I woke up with a strange feeling. I woke up feeling a little different. I guess within just a day I felt like I had been moving to another stage? Am I accepting that you're gone, Chester? Am I leaving the point where I don't grieve you no more but perhaps reminicising the good times, instead? Is this the next step for me? I should be happy to take the next step yet I am afraid. But I deserve to be happy, isn't it Chester? I, and other millions of fans around the world, deserves to be happy. That was what your smile at the end of the dream meant.
(The moment I received Kerrang! magazine in my hands, I opened with an open heavy heart this was my thoughts when I saw quotes, quotes by him, said by him.)
I.. can't read this. But I have to. You have redefine everything. And everything you said is quoted. The denial in me is so strong. I have no one to feel the emotions in this broken heart. I am annoying to some of my friends as I kept on saying how much I missed this man. To grieve someone who is not my kin, not by blood, not by ties. The pain is real when tears couldn't fall. Time is my medicine. But how much more pain should I endure to understand that I've lost you forever? How can I really tell myself to remember the good things that we've connected through your music? And met you even for seconds? I REMEMBER YOU CHESTER. YOU ARE SO HUMBLE IN MANY WAYS. PEOPLE KEPT ON SAYING HOW MUCH A 'DIVA' YOU AND LP WERE BUT I REFUSE TO BELIEVE BECAUSE WE KNOW, WE'VE CONNECTED THROUGH OUR SOULS.
It comes to today.
2 days a break from social media. I tried to live my life as it is. I knew that a part of me had gone missing. A friend of mine asked me to cry, released, let my feelings out but I couldn't. I couldn't even shed a tear. The tear won't fall even though my heart was breaking. Till today, I couldn't find the solace to think about Chester to think about him and cry out. Even as I typed this out, tears were stinging at the corner of my eyes but I couldn't cry out.
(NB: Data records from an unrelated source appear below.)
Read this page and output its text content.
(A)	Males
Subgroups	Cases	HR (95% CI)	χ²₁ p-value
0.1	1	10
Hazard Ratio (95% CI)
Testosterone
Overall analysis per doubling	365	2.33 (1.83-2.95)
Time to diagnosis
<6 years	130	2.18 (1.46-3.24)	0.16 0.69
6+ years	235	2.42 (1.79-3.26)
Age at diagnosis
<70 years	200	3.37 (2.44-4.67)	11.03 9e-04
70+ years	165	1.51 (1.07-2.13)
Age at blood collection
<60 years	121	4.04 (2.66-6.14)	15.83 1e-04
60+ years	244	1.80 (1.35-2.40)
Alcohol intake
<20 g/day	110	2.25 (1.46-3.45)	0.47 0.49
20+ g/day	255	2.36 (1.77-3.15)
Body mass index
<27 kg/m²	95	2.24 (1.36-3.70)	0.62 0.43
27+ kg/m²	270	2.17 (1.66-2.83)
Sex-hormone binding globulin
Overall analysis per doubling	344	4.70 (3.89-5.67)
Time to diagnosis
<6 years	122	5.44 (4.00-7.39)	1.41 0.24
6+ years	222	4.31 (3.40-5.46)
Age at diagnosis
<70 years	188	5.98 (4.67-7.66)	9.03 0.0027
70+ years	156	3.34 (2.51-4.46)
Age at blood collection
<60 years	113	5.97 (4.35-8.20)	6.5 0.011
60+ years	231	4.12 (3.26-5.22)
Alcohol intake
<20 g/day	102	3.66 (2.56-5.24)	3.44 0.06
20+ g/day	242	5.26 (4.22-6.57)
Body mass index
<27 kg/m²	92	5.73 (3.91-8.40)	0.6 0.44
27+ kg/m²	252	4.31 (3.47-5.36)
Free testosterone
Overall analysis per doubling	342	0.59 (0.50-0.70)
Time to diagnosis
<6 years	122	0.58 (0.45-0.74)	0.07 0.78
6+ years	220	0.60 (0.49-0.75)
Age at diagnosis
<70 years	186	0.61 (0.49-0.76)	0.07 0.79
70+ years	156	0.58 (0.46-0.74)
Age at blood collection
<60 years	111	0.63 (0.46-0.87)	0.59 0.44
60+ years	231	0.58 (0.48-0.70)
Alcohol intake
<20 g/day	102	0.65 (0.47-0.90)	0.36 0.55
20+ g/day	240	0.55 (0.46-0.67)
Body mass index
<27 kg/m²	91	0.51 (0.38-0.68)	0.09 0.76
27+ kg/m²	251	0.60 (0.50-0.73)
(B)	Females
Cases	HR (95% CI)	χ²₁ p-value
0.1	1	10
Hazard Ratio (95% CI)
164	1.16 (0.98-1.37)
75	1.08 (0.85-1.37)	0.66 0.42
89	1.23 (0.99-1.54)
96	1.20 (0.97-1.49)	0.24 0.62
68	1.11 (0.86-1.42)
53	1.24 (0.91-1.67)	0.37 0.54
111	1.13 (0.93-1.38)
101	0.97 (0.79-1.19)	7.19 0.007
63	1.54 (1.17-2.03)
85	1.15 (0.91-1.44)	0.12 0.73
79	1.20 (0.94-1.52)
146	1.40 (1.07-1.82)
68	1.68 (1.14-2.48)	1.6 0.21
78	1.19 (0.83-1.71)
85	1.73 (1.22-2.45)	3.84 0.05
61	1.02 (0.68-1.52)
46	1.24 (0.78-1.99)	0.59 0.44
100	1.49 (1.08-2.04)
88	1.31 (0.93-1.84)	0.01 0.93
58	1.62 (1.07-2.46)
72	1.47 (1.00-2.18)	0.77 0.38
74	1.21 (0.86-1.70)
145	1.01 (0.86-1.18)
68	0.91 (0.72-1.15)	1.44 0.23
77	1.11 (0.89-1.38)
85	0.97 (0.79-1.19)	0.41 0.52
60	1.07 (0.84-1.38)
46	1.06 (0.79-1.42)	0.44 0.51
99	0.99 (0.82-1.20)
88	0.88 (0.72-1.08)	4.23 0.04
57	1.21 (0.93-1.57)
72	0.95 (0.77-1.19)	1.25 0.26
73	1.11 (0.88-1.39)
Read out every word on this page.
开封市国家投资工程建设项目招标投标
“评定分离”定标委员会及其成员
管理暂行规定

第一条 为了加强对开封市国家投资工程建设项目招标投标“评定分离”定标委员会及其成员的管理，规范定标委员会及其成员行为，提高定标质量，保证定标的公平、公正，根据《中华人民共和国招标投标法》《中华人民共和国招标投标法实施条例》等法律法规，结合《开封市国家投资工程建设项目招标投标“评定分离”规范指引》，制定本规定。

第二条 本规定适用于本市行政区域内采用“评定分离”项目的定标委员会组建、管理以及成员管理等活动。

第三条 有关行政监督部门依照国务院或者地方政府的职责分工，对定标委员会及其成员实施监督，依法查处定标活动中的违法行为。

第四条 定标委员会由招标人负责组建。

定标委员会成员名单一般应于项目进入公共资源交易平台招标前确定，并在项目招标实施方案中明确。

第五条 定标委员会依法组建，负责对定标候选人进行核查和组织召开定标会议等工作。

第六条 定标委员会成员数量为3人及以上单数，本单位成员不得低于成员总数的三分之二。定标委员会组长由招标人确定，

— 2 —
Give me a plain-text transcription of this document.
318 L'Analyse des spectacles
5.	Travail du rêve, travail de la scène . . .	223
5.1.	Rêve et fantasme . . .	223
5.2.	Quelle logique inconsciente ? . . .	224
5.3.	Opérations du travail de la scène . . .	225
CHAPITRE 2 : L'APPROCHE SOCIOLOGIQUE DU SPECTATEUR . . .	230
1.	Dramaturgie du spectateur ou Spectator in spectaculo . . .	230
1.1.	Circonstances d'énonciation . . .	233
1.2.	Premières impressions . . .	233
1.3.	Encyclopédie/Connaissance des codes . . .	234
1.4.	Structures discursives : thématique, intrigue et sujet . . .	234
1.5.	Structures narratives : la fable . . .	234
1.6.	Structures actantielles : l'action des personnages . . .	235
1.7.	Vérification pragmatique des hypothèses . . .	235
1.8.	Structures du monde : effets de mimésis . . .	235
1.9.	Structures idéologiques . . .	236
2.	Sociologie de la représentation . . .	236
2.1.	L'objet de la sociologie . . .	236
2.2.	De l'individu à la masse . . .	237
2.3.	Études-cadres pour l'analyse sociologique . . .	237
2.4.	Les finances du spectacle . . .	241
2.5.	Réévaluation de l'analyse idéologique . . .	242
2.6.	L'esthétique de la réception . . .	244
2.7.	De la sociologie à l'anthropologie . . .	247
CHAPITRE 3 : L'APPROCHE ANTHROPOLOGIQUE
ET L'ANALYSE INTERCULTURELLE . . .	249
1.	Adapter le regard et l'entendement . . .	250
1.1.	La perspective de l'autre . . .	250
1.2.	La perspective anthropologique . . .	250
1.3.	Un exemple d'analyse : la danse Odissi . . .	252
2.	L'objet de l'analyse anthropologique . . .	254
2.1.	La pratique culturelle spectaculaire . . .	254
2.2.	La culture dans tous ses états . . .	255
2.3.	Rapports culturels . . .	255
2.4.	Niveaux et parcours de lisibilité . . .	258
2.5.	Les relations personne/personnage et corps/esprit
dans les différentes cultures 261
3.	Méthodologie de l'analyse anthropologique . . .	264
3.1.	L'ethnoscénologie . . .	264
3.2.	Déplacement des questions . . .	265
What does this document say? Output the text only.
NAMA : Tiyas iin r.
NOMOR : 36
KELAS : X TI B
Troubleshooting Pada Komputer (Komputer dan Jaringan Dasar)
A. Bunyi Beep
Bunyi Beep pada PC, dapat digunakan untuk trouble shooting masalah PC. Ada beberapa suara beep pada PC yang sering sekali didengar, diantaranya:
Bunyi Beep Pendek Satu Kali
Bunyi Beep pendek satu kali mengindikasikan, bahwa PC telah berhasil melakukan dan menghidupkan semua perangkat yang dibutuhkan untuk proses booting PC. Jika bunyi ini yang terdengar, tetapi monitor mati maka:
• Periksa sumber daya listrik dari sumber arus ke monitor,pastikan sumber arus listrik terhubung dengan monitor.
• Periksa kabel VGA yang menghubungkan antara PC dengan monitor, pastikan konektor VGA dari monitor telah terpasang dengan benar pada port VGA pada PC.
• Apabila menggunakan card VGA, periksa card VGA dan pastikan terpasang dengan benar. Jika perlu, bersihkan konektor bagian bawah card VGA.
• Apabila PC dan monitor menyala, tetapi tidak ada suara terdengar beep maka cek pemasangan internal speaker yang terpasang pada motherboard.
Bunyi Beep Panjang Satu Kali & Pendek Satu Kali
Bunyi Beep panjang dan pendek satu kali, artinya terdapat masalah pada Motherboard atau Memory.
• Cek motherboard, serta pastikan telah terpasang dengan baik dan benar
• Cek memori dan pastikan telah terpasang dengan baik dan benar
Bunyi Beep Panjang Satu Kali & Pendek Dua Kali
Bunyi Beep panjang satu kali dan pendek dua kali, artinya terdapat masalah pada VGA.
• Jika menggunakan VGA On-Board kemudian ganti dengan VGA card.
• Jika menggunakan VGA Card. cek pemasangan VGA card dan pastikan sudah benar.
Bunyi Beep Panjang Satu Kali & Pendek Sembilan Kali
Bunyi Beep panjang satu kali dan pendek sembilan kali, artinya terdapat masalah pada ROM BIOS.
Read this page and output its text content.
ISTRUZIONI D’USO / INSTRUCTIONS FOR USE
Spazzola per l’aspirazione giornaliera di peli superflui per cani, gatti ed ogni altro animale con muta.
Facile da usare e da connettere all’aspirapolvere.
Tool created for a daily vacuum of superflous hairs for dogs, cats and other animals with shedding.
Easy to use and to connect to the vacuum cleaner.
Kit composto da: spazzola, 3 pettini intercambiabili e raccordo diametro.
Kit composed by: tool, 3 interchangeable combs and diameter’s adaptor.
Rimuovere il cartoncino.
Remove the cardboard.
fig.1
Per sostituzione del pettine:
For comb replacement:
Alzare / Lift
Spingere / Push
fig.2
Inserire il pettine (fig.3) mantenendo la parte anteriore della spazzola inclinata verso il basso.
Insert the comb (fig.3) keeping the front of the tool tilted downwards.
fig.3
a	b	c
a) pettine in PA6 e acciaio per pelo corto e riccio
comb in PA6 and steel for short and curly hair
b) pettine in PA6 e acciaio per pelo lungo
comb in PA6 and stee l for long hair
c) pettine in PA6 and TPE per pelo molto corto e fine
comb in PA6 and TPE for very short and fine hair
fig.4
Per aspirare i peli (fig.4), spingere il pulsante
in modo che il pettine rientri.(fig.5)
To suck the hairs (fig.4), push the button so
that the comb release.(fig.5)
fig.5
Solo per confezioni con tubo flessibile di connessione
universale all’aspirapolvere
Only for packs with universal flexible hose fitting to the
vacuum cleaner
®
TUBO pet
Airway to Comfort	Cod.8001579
Eventually, I would. But not today, maybe not any other days or maybe tonight I would finally find the courage to cry for him. To let the tears out. My social media on facebook, twitter, instagram are often about him since his passing. People would get tired of me, trying not getting over it - this is what I feel.
I have to stay strong and positive for other members.
Currently, I have no where to turn to but here. Stay strong LP family. Stay strong LP Soldiers.